Use a custom configuration

Each table in the subject dataset has a dedicated AI model trained to generate downstream synthetic data. Each model has a number of parameters which can be customized to your use case.

Customizable model parameters are:

Parameter	Description	Default
Max sample size	Maximum percentage of the dataset to be used, see Training sample size for more information	All available rows
Max training time	Maximum duration allowed for training in minutes	`10`
Max training epochs	Maximum number of training iterations	`100`
Model	MOSTLY AI model to train, see Model size for more information	`MOSTLY_AI/Medium`
Physical batch size	Number of samples processed per training step	`Auto`
Gradient accumulation steps	Number of forward and backward passes performed before a single optimizer step is taken	`Auto`
Max sequence window (linked tables & Text)	Maximum rows considered for linked/text sequences	`100`

Training sample size

By default, MOSTLY AI uses all records in a table to train the model for that table. If your model configuration already uses a percentage or number of rows that are less than what you have in your original table, you can increase that for higher model accuracy.
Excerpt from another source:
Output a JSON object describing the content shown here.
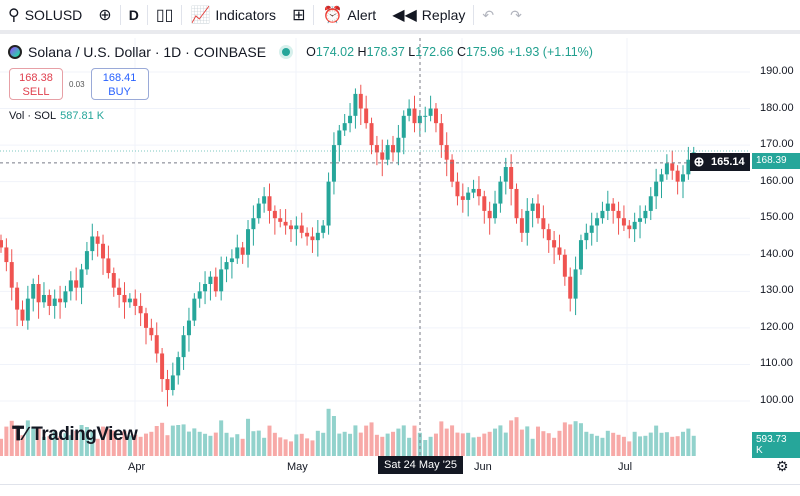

You can configure the training sample size for each table from the Model configuration page of a generator.

Steps

With an untrained generator open, go to the Model configuration page by clicking Configure models.
Click a model to expand its settings.
Set the Max sample size as number of rows.
- For subject tables, you set the number of rows to be used for training from the original subject table.
- For linked tables, you set the number of sequences (the sequences equal the number of subjects) to be used for training.
  💡
  The training size of linked tables is defined by the number of sequences. A sequence is the defined as 1 subject (sample) from the subject table and all of its related samples from the linked table. Think of the training size for linked tables as defined by the number of subjects or sequences used to pull the related sequences for a subject.

Model Size

Model size defines the amount of internal parameters that the AI model uses to learn from your data. A larger model uses more parameters to analyze and train on your data. You can use three different model sizes.

Model	Description
MOSTLY_AI/Small	Uses fewer parameters, takes less memory and time, at the cost of accuracy.
MOSTLY_AI/Medium	Uses optimal parameters and is best for most use cases.
MOSTLY_AI/Large	Can further improve accuracy for large datasets, but requires significantly more memory and compute time.

You can configure the model size from the Model configuration page of a generator.

Steps

With an untrained generator open, go to the Model configuration page by clicking Configure models.
Click a model to expand its settings.
For Model, select the model size you wish to use.